Veteran grills Japan's WWII stance
China Daily | Updated: 2017-12-03 07:48
DENVER, Colorado - With China's national day of mourning for the Nanjing Massacre (also known as the Rape of Nanking), less than two weeks away, John Yee, a Flying Tigers veteran, remembers when they posted pictures of mutilated and decapitated Chinese babies on giant placards in downtown Kunming, Yunnan province.
It was 1937 and a few days before Christmas. Yee was 17 years old. He was in Southwest China's biggest city, handpicked as one of 30 translators working with the Flying Tigers.
Even in black and white, the pictures - just sent from Nanjing - of mangled, bloody corpses, young and old, were so graphic and disturbing they cast a pall over the city.
"People were stunned, people were quiet, and they went into a deep mourning, as if the end was near," said Yee, who was raised by English missionaries in China.
About 2,000 kilometers northeast of Kunming, George Fitch, a Presbyterian minister, was documenting the carnage that claimed 300,000 Chinese lives over the next few weeks.
"It is a story of such crime and horror as to be almost unbelievable," Fitch told The Manchester Guardian in 1937.
"The story of the depredations of a horde of degraded criminals of incredible bestiality, who have been and now are, working their will, unrestrained, on a peaceful, kindly, law-abiding people," Fitch wrote from Nanjing on Dec 24, 1937, about the Japanese army.
Decades-long denial
In an interview on Thursday on his 97th birthday, the retired history professor said that Japan's decades-long denial and lack of an official apology questions even the core of Japanese heritage.

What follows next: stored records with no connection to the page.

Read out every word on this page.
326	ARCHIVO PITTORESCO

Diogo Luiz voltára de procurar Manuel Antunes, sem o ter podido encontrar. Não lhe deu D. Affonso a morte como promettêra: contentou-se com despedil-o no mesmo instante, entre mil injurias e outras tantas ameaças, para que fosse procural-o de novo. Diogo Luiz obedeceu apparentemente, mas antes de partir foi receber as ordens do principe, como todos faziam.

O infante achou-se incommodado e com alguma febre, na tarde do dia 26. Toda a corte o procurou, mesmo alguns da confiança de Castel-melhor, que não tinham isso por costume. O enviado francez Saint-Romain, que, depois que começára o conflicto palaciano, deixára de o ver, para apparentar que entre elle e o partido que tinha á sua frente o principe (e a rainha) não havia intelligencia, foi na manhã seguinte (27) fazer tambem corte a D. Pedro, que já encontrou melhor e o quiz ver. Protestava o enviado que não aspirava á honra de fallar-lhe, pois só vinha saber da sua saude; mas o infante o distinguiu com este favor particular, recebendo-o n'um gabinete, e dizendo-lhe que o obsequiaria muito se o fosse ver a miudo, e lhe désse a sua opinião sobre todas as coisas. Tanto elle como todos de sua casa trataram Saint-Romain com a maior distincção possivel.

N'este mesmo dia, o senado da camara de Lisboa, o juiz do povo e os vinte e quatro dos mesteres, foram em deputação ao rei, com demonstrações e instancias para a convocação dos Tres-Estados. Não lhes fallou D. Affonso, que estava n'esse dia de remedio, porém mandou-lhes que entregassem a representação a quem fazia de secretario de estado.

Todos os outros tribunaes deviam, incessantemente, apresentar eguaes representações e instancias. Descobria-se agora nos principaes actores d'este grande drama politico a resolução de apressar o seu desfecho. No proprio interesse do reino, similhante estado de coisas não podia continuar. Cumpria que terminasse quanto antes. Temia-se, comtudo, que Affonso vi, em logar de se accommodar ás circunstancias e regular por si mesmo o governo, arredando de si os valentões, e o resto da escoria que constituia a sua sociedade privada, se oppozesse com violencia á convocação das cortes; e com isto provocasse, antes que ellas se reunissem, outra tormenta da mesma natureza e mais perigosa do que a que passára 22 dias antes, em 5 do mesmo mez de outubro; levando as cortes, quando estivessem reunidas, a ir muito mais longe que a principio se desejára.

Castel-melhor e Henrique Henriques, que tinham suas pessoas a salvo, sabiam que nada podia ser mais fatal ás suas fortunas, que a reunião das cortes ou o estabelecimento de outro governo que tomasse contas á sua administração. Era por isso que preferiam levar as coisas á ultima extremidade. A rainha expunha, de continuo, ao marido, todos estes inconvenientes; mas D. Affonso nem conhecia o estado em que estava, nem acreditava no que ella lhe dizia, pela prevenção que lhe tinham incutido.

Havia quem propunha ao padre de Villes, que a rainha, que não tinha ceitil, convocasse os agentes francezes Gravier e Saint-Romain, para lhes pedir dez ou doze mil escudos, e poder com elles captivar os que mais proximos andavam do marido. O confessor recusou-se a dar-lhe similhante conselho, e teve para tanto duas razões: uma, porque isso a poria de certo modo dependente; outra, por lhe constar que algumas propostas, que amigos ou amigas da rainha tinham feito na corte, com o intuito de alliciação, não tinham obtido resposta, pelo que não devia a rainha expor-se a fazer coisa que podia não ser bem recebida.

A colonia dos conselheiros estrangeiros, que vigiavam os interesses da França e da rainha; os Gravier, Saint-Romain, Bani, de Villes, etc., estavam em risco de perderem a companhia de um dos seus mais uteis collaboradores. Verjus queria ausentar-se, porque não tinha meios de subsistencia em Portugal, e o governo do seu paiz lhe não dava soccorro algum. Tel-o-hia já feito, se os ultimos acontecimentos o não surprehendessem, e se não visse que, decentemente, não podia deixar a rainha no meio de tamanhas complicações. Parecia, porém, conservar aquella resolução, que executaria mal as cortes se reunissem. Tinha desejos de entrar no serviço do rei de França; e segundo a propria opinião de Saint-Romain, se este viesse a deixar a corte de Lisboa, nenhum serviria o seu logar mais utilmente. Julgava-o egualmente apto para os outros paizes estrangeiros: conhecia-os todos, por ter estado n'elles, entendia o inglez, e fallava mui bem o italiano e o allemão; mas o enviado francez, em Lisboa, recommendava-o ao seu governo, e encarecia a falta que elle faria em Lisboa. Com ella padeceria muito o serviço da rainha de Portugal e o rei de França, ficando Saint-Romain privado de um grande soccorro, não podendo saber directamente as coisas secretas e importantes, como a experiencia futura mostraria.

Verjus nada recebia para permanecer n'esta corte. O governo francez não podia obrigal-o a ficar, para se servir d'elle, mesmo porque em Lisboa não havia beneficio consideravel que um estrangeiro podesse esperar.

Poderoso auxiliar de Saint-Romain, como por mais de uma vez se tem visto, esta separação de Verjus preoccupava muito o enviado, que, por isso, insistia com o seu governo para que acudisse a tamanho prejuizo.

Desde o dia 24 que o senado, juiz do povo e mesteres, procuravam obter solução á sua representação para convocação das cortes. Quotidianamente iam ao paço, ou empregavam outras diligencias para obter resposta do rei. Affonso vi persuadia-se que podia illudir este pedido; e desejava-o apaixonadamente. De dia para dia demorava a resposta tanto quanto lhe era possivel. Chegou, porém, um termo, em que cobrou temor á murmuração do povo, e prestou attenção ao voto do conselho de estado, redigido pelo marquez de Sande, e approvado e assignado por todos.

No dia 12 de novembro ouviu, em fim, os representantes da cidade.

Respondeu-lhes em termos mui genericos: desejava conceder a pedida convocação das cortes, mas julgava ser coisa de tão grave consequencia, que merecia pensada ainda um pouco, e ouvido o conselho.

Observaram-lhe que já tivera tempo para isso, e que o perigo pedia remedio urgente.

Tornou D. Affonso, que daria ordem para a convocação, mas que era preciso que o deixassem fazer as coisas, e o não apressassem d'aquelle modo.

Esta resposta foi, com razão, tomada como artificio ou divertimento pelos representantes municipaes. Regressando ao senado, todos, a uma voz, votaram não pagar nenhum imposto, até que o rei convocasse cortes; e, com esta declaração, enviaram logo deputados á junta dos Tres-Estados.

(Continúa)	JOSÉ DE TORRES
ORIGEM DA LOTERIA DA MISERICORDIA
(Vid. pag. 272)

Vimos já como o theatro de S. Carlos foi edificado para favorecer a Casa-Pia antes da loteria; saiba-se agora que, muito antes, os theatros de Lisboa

"We're still holding our breath," Yee said, shaking his head. "It's honestly a surprise that people with such intelligence could continue to behave so selfishly and stupidly as to not see the value of a simple apology," he said.
A member of the legendary World War II Flying Tigers, Yee returned to the United States in 1944 and later created and taught classes in Chinese history.
In 1941, Yee, 20, joined an elite group of American flyers sent to Southwest China where the Japanese, flying from Vietnam, were bombing defenseless civilians in Kunming day and night, killing thousands of innocent people.
Yee served under the command of General Claire Lee Chennault, considered one of the top military strategists in US history.
As a translator in the control room each day, Yee saw a small force of 100 antiquated US P-40 airplanes stop the relentless Japanese bombings once and for all.
"Just after Pearl Harbor, the Americans struck back - over the skies of Kunming," Yee said. "The Japanese were in for a surprise that day - we shot down 13 of their planes to only one loss for us."